When I write, I write with complete abandon. I turn the ringer off the phone, I don’t answer the door or turn on the TV, and very seldom will I even listen to music. I have a small carafe of water on my desk, and that sustains me until I come to a natural pause in my writing. I prefer to write without any distractions, not because I’m afraid to lose my train of thought, but because I am excited to see where the day’s story will lead me. Words, whether my own or someone else’s, continue to fascinate and amaze me.

Inevitably, I will hit a rough patch. Eventually, the words just stop coming, and I know it’s time to take a step back from the work. If I need a breather, I help myself to fruit and I take long, hot shower. I keep a scrap of paper and a pencil on the other side of the shower curtain, just in case lightning strikes while I’m shampooing. More often than not, the warm water and a brisk toweling off have revitalized me for another writing session. The bulk of my writing is done in the morning, at a frenetic pace. Afternoons are spent more leisurely, editing and revising. I often spend the entire afternoon agonizing over one word, pacing back in forth as I consult the dictionary and the thesaurus. I allow myself the extravagance of perfectionism in the afternoon because the hour of 12 marks the divide between quantity and quality. I often read certain passages aloud to get a feel for the narrator. I play around with the words, saturating each one with intention until all words lose their meaning, and I know it’s time to stop.

I put my projects away for another day, but I never really stop writing. My mind is always chewing on things, working out dialogue, and searching out new ideas. I carry notebooks with me everywhere, and find myself constantly scratching in them, giving myself seedlings for a barren day. Life is lush with new ideas, and it drains me each day to bring each one to fruition. I go to bed exhausted and fulfilled, and awaken the next morning, ready to go again.

8 Comments:

At 12:17 PM, Blogger ldbug said...

I like 'Neal' you could do something cool with that charactor..teach him to live

 
At 6:50 PM, Blogger Maritza said...

You do put in the work and that's half the battle to doing anything in life. Thanks for dropping by my blog.
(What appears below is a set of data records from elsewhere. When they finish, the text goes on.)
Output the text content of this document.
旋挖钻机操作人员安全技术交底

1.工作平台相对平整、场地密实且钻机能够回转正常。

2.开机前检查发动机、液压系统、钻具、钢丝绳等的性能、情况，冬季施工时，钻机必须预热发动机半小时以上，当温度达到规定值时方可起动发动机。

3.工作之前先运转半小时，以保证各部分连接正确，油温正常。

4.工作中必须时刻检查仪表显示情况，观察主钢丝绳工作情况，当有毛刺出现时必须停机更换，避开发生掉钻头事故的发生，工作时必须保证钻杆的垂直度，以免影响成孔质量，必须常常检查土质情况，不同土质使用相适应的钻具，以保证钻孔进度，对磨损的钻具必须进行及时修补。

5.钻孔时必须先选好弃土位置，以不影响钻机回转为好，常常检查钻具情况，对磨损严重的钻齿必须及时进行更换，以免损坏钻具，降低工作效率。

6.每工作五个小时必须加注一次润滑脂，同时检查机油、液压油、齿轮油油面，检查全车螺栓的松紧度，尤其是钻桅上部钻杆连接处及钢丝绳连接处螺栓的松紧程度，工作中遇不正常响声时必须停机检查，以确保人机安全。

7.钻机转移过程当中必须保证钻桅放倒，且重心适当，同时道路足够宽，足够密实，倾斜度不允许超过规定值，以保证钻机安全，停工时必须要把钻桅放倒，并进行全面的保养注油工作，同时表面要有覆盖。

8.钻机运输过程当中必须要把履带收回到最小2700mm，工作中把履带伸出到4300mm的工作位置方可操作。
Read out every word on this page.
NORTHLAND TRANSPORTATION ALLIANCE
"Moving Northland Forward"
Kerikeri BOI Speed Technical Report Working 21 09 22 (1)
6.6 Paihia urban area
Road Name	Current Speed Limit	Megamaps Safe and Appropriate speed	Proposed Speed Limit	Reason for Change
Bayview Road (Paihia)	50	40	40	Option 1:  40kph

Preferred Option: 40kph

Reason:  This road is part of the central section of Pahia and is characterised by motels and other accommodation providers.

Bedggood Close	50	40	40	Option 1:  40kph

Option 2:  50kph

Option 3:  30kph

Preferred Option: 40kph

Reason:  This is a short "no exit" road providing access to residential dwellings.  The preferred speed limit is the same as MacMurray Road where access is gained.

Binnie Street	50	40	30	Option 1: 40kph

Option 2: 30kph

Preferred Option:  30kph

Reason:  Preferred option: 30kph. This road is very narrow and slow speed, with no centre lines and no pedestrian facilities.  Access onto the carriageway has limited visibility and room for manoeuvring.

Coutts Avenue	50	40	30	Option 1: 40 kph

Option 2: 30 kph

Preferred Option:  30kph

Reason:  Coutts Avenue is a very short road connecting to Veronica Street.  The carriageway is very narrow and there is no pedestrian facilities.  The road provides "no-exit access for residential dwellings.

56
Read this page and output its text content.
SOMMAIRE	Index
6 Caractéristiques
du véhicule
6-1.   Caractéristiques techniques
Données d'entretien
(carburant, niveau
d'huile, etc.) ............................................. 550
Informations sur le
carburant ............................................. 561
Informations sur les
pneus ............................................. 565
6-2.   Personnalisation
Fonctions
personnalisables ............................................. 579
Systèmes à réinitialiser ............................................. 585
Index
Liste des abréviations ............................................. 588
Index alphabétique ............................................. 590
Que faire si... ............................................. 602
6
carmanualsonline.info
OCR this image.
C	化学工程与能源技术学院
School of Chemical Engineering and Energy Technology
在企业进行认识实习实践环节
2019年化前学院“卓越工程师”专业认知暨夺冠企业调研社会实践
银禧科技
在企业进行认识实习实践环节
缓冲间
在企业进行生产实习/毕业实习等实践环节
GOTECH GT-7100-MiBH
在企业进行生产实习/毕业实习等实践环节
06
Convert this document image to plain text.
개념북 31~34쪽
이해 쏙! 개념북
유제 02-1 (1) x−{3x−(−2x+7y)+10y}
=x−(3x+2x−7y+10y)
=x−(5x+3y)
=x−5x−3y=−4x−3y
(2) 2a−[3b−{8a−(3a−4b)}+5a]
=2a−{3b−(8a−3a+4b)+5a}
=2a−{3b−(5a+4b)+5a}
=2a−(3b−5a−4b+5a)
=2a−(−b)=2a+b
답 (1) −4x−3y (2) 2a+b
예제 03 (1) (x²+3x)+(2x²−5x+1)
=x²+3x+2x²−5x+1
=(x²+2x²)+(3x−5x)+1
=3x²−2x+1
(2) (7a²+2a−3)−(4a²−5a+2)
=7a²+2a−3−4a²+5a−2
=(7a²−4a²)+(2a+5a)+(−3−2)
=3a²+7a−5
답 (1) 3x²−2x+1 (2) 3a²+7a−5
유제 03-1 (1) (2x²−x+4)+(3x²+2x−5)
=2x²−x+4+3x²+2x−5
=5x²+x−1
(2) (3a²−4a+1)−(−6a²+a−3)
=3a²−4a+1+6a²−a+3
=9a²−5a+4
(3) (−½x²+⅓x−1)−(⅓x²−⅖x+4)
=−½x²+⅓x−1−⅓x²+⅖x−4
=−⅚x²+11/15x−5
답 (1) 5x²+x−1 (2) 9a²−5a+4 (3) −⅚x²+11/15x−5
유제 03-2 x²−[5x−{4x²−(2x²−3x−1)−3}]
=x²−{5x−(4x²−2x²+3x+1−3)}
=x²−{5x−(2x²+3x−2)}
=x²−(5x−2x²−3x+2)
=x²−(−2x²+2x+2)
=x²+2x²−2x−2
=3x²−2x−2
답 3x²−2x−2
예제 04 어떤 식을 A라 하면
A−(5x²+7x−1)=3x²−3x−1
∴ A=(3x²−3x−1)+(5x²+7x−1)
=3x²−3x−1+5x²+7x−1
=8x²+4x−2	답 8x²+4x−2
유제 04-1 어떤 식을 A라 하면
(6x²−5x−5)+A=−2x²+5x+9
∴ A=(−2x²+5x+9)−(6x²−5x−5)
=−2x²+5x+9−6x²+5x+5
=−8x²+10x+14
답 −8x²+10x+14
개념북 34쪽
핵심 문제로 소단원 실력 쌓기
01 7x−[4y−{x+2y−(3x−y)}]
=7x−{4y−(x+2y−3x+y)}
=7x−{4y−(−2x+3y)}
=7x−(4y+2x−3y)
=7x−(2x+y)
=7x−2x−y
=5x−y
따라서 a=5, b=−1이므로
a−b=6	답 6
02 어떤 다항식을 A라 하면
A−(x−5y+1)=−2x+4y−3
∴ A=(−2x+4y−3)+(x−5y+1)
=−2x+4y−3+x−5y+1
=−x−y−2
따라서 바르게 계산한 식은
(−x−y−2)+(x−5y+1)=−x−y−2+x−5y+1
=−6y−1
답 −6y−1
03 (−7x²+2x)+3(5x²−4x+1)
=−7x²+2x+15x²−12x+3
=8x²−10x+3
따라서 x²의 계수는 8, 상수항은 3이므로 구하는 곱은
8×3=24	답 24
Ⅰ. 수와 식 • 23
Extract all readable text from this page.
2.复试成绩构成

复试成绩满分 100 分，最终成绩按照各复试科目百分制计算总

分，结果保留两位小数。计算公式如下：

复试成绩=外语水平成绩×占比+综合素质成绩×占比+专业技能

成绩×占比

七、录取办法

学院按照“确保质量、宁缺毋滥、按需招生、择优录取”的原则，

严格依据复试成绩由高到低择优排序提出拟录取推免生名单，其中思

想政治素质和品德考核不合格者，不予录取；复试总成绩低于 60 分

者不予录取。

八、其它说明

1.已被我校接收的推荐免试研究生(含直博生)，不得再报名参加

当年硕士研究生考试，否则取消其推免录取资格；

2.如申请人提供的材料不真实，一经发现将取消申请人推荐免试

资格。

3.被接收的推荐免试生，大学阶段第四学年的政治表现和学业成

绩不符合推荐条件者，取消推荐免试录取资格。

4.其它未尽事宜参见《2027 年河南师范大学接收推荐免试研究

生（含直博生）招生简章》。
You can also join in the fun and post a list of your favourite books.

 
At 9:07 PM, Blogger s. said...

Hi Jay, I don't know if you're into taking (constructive?) critiscism from complete strangers, but writing both..

"I fill a crystal goblet with ice and water, and set it on my writing desk."

and

"I have a small carafe of water on my desk, and that sustains me..."

seems a bit redundant.

I also blanched at "leave behind my luxurious Egyptian cotton sheets"... but that could just be the class-war reactionary in me ;)

 
At 9:11 PM, Blogger s. said...

Oh... and god bless the Martini!

 
At 1:00 PM, Blogger J said...

Criticism is the only thing that can make a writer better.

And you're right, it is redundant. It's supposed to be. It's routine (these are the lines my editor and I struggled with initially also).

 
At 10:02 AM, Blogger Dizzie said...

Today I sat from noon till 4pm and just wrote. It felt divine.

Some days, I can't squeeze one single sentence out, and some days, I fill notepads, tickets, envelopes (and than my computer harddrive).
Blank slates are promising.

 
At 6:00 AM, Blogger Rachel Starr Thomson said...

It's the best craft in the world.
Greetings from a fellow writer in Ontario.

 
At 6:00 AM, Blogger Rachel Starr Thomson said...

It's the best craft in the world.
Greetings from a fellow writer in Ontario.